一週間に一編、詩を読んで感想など書いてみようと思います。

岸田衿子「南の絵本」

(田中和雄編『ポケット詩集』(童話社)より)

スペインやギリシャの地中海の光景が浮かびます。
朝焼けか夕焼けか、金色がかった赤い陽が海に反射します。
白い壁にくっきりと影の線が描かれて、
つやつや厚いオリーブの葉はいっそう色を濃くします。

一幅の風景画の中の人たちがゆっくりゆっくり生活を営みます。
この詩を一本の絵巻で観たい。
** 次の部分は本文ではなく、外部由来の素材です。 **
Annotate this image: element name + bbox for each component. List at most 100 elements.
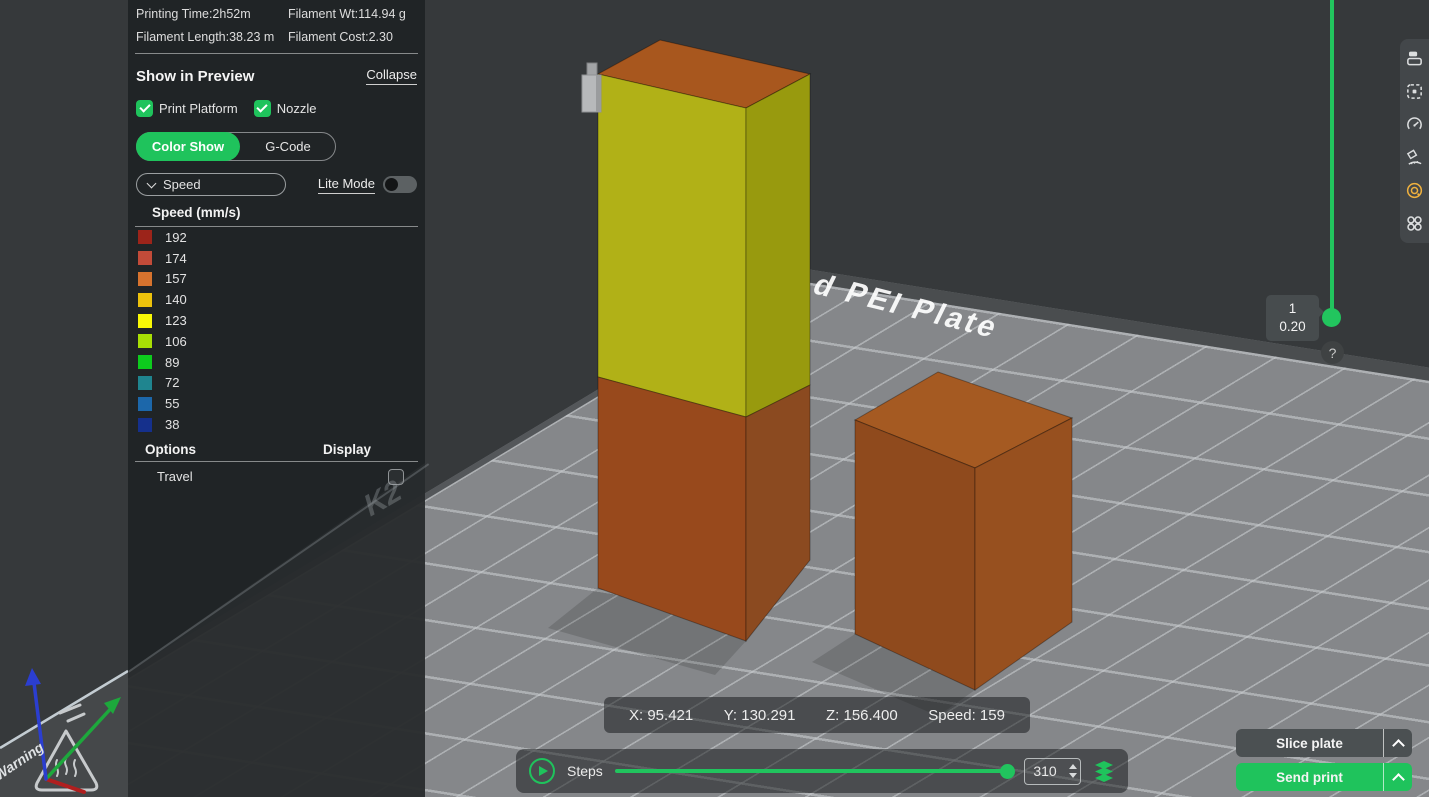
legend-value: 106 xyxy=(165,334,187,349)
layer-height: 0.20 xyxy=(1279,318,1305,336)
legend-title: Speed (mm/s) xyxy=(152,205,425,220)
legend-row: 174 xyxy=(128,248,425,269)
filament-length: Filament Length:38.23 m xyxy=(136,30,288,44)
print-platform-label: Print Platform xyxy=(159,101,238,116)
steps-slider-handle[interactable] xyxy=(1000,764,1015,779)
layers-toggle-button[interactable] xyxy=(1093,760,1115,782)
chevron-down-icon xyxy=(147,178,157,188)
legend-value: 72 xyxy=(165,375,179,390)
play-button[interactable] xyxy=(529,758,555,784)
toggle-knob xyxy=(385,178,398,191)
legend-value: 192 xyxy=(165,230,187,245)
legend-row: 55 xyxy=(128,393,425,414)
lite-mode-label: Lite Mode xyxy=(318,176,375,194)
preview-sidebar: Printing Time:2h52m Filament Wt:114.94 g… xyxy=(128,0,425,797)
legend-value: 123 xyxy=(165,313,187,328)
help-button[interactable]: ? xyxy=(1321,341,1344,364)
chevron-up-icon xyxy=(1392,773,1405,786)
platform-icon[interactable] xyxy=(1405,82,1424,101)
legend-value: 174 xyxy=(165,251,187,266)
legend-swatch xyxy=(138,314,152,328)
legend-value: 157 xyxy=(165,271,187,286)
legend-swatch xyxy=(138,272,152,286)
spinner-down-icon[interactable] xyxy=(1069,773,1077,778)
spinner-arrows[interactable] xyxy=(1065,764,1080,778)
travel-label: Travel xyxy=(157,469,193,484)
panel-title: Show in Preview xyxy=(136,68,254,85)
filament-weight: Filament Wt:114.94 g xyxy=(288,7,417,21)
gauge-icon[interactable] xyxy=(1405,115,1424,134)
status-z: Z: 156.400 xyxy=(826,707,898,724)
layer-slider-track[interactable] xyxy=(1330,0,1334,313)
view-toolbar xyxy=(1400,39,1429,243)
layer-slider-handle[interactable] xyxy=(1322,308,1341,327)
display-header: Display xyxy=(323,442,371,457)
gcode-status-bar: X: 95.421 Y: 130.291 Z: 156.400 Speed: 1… xyxy=(604,697,1030,733)
checkbox-checked-icon xyxy=(254,100,271,117)
legend-swatch xyxy=(138,397,152,411)
legend-swatch xyxy=(138,355,152,369)
status-speed: Speed: 159 xyxy=(928,707,1005,724)
slicer-preview-window: d PEI Plate Warning xyxy=(0,0,1429,797)
layer-preview-icon[interactable] xyxy=(1405,49,1424,68)
layer-slider-tooltip: 1 0.20 xyxy=(1266,295,1319,341)
legend-value: 55 xyxy=(165,396,179,411)
legend-row: 89 xyxy=(128,352,425,373)
layers-icon xyxy=(1093,760,1115,782)
checkbox-checked-icon xyxy=(136,100,153,117)
legend-swatch xyxy=(138,293,152,307)
legend-row: 72 xyxy=(128,373,425,394)
legend-row: 157 xyxy=(128,269,425,290)
legend-row: 140 xyxy=(128,289,425,310)
apps-icon[interactable] xyxy=(1405,214,1424,233)
legend-swatch xyxy=(138,230,152,244)
scheme-value: Speed xyxy=(163,177,201,192)
legend-row: 192 xyxy=(128,227,425,248)
printing-time: Printing Time:2h52m xyxy=(136,7,288,21)
tab-g-code[interactable]: G-Code xyxy=(241,133,335,160)
steps-spinner[interactable]: 310 xyxy=(1024,758,1081,785)
status-y: Y: 130.291 xyxy=(724,707,796,724)
legend-value: 89 xyxy=(165,355,179,370)
slice-plate-button[interactable]: Slice plate xyxy=(1236,729,1412,757)
steps-bar: Steps 310 xyxy=(516,749,1128,793)
steps-slider[interactable] xyxy=(615,769,1012,773)
slice-options-split[interactable] xyxy=(1383,729,1412,757)
speed-legend: 192 174 157 140 123 106 89 72 55 38 xyxy=(128,227,425,435)
legend-row: 38 xyxy=(128,414,425,435)
legend-swatch xyxy=(138,376,152,390)
legend-value: 140 xyxy=(165,292,187,307)
mode-tabs: Color Show G-Code xyxy=(136,132,336,161)
nozzle-marker xyxy=(582,63,601,112)
options-header: Options xyxy=(145,442,196,457)
layer-number: 1 xyxy=(1289,300,1297,318)
filament-spool-icon[interactable] xyxy=(1405,181,1424,200)
nozzle-label: Nozzle xyxy=(277,101,317,116)
options-divider xyxy=(135,461,418,462)
tab-color-show[interactable]: Color Show xyxy=(136,132,240,161)
legend-row: 106 xyxy=(128,331,425,352)
color-scheme-dropdown[interactable]: Speed xyxy=(136,173,286,196)
lite-mode-toggle[interactable] xyxy=(383,176,417,193)
steps-value: 310 xyxy=(1025,763,1065,779)
legend-swatch xyxy=(138,251,152,265)
legend-row: 123 xyxy=(128,310,425,331)
send-options-split[interactable] xyxy=(1383,763,1412,791)
send-print-label[interactable]: Send print xyxy=(1236,763,1383,791)
slice-plate-label[interactable]: Slice plate xyxy=(1236,729,1383,757)
filament-cost: Filament Cost:2.30 xyxy=(288,30,417,44)
steps-label: Steps xyxy=(567,763,603,779)
legend-swatch xyxy=(138,334,152,348)
status-x: X: 95.421 xyxy=(629,707,693,724)
send-print-button[interactable]: Send print xyxy=(1236,763,1412,791)
stats-divider xyxy=(135,53,418,54)
chevron-up-icon xyxy=(1392,739,1405,752)
print-stats: Printing Time:2h52m Filament Wt:114.94 g… xyxy=(128,0,425,53)
nozzle-checkbox[interactable]: Nozzle xyxy=(254,100,317,117)
collapse-link[interactable]: Collapse xyxy=(366,67,417,85)
legend-swatch xyxy=(138,418,152,432)
print-platform-checkbox[interactable]: Print Platform xyxy=(136,100,238,117)
spotlight-icon[interactable] xyxy=(1405,148,1424,167)
spinner-up-icon[interactable] xyxy=(1069,764,1077,769)
legend-value: 38 xyxy=(165,417,179,432)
隅々まで精緻に描かれた風景を、旅人が歩く距離と時間のままに解いていきたい。
読みながら、じんわりとそんな感情が湧きました。

絵のタッチとしては安野光雅「旅の絵本」が私のイメージにぴったりです。
そこに住む人、ひとりひとりの暮らしとすれ違う。
周囲を見回せるくらいの速さで歩いていく。

時間を忘れてただただ絵本や絵巻を眺め、言葉のないイメージを広げていく、
子供の頃の贅沢な時間が思い出されました。

「旅の絵本」で思い出したのですが、メインのストーリーとは別に
イラストから他の物語が垣間見える絵本、好きです。
「バムとケロ」シリーズも大判の絵本を何度も飽きずに開いていました。
最近買ったものだとショーン・タン「アライバル」も。

目で、耳で、実在の世界や架空の世界、あるいはそれらが混じり合った世界を受け取って想像して憧れる。
心の中に空想や憧れを育てる速度は、詩に描かれる「種をまく人のあるく速度」と
似通っているようにも思えます。

お読みいただき、ありがとうございました。
来週は濱口國雄「便所掃除」を読みます。